The libretto is full of nasty knocks that cast a bad light on the pack of relatives. First they outdo each other in false mourning, after the discovery of the will Zita resignedly states “Who would ever have believed that when Buoso goes into the ground we would be crying real tears!”, and after the falsification of the will, the family quickly tries to snaffle the silver as they leave the house. Forzano's sympathies firmly lie on the side of Schicchi, for whom he takes sides at the end of the opera: “Tell me, ladies and gentlemen, if Buoso’s money could have had a better end than this. For this prank they sent me to hell, and so be it; but, with the permission of the great old man Dante, if you’ve been entertained this evening, allow me... extenuating circumstances.”

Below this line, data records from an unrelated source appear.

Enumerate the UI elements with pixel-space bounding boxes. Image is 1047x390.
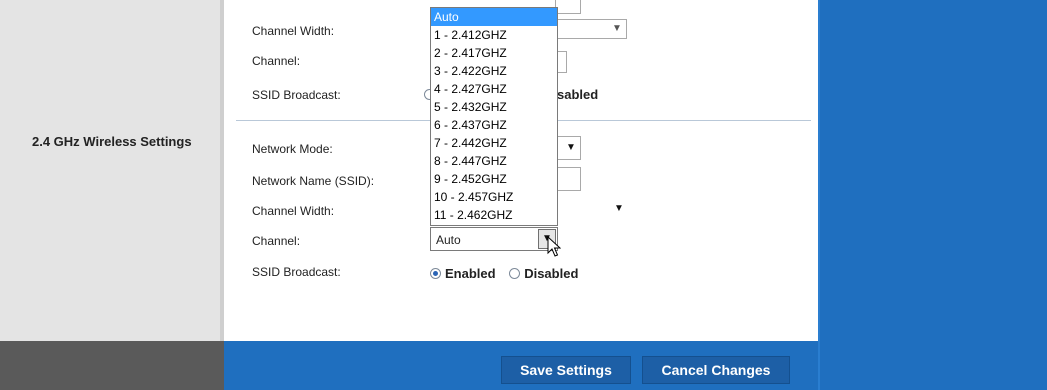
sidebar — [0, 0, 220, 341]
upper-channel-label: Channel: — [252, 54, 301, 68]
save-settings-button[interactable]: Save Settings — [501, 356, 631, 384]
dropdown-option[interactable]: Auto — [431, 8, 557, 26]
ssid-broadcast-options: Enabled Disabled — [430, 266, 578, 281]
dropdown-option[interactable]: 6 - 2.437GHZ — [431, 116, 557, 134]
right-panel — [818, 0, 1047, 390]
ssid-disabled-option[interactable]: Disabled — [509, 266, 578, 281]
upper-ssid-disabled-option[interactable]: sabled — [557, 87, 598, 102]
chevron-down-icon: ▼ — [614, 203, 624, 214]
section-title: 2.4 GHz Wireless Settings — [32, 134, 192, 149]
network-mode-label: Network Mode: — [252, 142, 333, 156]
dropdown-option[interactable]: 7 - 2.442GHZ — [431, 134, 557, 152]
ssid-enabled-radio[interactable] — [430, 268, 441, 279]
cancel-changes-button[interactable]: Cancel Changes — [642, 356, 790, 384]
upper-ssid-broadcast-label: SSID Broadcast: — [252, 88, 341, 102]
ssid-enabled-label: Enabled — [445, 266, 496, 281]
dropdown-option[interactable]: 4 - 2.427GHZ — [431, 80, 557, 98]
right-panel-edge — [818, 0, 820, 390]
upper-network-name-field[interactable] — [555, 0, 581, 14]
chevron-down-icon: ▼ — [566, 142, 576, 153]
channel-width-label: Channel Width: — [252, 204, 335, 218]
ssid-enabled-option[interactable]: Enabled — [430, 266, 496, 281]
channel-label: Channel: — [252, 234, 301, 248]
dropdown-option[interactable]: 10 - 2.457GHZ — [431, 188, 557, 206]
network-mode-select[interactable]: ▼ — [555, 136, 581, 160]
upper-channel-width-select[interactable]: ▼ — [555, 19, 627, 39]
channel-select[interactable]: Auto ▼ — [430, 227, 558, 251]
dropdown-option[interactable]: 8 - 2.447GHZ — [431, 152, 557, 170]
dropdown-option[interactable]: 3 - 2.422GHZ — [431, 62, 557, 80]
dropdown-option[interactable]: 2 - 2.417GHZ — [431, 44, 557, 62]
upper-ssid-disabled-label: sabled — [557, 87, 599, 102]
channel-dropdown-list: Auto 1 - 2.412GHZ 2 - 2.417GHZ 3 - 2.422… — [430, 7, 558, 226]
dropdown-option[interactable]: 9 - 2.452GHZ — [431, 170, 557, 188]
ssid-disabled-radio[interactable] — [509, 268, 521, 279]
footer-left — [0, 341, 224, 390]
ssid-broadcast-label: SSID Broadcast: — [252, 265, 341, 279]
dropdown-option[interactable]: 1 - 2.412GHZ — [431, 26, 557, 44]
network-name-field[interactable] — [555, 167, 581, 191]
cursor-icon — [547, 236, 561, 257]
channel-select-value: Auto — [436, 233, 461, 247]
channel-width-select[interactable]: ▼ — [555, 198, 628, 220]
network-name-label: Network Name (SSID): — [252, 174, 375, 188]
dropdown-option[interactable]: 5 - 2.432GHZ — [431, 98, 557, 116]
chevron-down-icon: ▼ — [612, 23, 622, 34]
ssid-disabled-label: Disabled — [524, 266, 579, 281]
dropdown-option[interactable]: 11 - 2.462GHZ — [431, 206, 557, 224]
upper-channel-width-label: Channel Width: — [252, 24, 335, 38]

For Gianni Schicchi, Puccini chose a musical language – almost radical by his standards – full of dissonances and harsh, unmelodic passages; the style of the work is more unconventional and characterised by more diverse influences than those of his earlier periods. Yet he still uses recurring motifs in this opera to characterise roles, situations and moods. For instance, we hear the mourning motif at the beginning, peppered with exaggerated and above all dishonest sighs from the relatives present. Schicchi's motif is first introduced by Rinuccio when he conceives the idea of asking him for advice; it returns when the protagonist knocks on the door. Puccini's sympathies become clear through his choice of keys. While bright major keys dominate the score around Gianni Schicchi, Lauretta and Rinuccio, the hypocrisy of the Donatis is often expressed through subdued minor keys. The composer emphasises the contrasts between the clashing characters by placing the musically sharp and harsh motifs of the devious Donatis in stark contrast to the lyrical and romantic sound world of the lovers, Rinuccio and Lauretta.

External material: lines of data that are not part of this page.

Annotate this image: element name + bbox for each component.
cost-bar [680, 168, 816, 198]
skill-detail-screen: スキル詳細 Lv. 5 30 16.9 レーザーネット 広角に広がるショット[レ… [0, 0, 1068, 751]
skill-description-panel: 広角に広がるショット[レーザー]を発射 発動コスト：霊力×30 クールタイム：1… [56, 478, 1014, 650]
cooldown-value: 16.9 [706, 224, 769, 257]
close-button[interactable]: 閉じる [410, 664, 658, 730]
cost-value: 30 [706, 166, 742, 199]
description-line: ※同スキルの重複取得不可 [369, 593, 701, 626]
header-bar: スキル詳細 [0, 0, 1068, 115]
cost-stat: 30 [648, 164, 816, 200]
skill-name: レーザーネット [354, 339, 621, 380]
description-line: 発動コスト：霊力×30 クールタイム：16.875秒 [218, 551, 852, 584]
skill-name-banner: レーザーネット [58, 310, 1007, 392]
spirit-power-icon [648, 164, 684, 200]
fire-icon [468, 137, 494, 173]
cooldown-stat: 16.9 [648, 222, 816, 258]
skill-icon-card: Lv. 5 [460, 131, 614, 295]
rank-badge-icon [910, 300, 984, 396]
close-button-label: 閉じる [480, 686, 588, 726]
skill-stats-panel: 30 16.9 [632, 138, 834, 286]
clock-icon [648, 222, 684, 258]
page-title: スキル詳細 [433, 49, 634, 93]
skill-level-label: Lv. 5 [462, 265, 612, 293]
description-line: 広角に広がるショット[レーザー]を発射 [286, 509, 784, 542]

As such, the aria “O mio babbino caro” – the veritable tearjerker better known than the entire opera thanks to its presence in commercials and films – offers the full dose of melodic heartbreak. Lauretta cunningly manipulates her father Gianni Schicchi – and the audience along with him – by means of operatic melodrama taken to extremes. Whether Puccini simply could not resist the temptation to compose a (box-office) hit in ideal record length, or whether he deliberately wanted to create a tongue-in-cheek parody of the sometimes completely absurd and naïve emotional world of opera with this aria, remains anyone's guess. For whatever reason, emotional blackmail never sounded more beautifully than in Lauretta's declaration, sweetly accompanied by the strings, that she was willing to die in the Arno if she was not allowed to marry Rinuccio.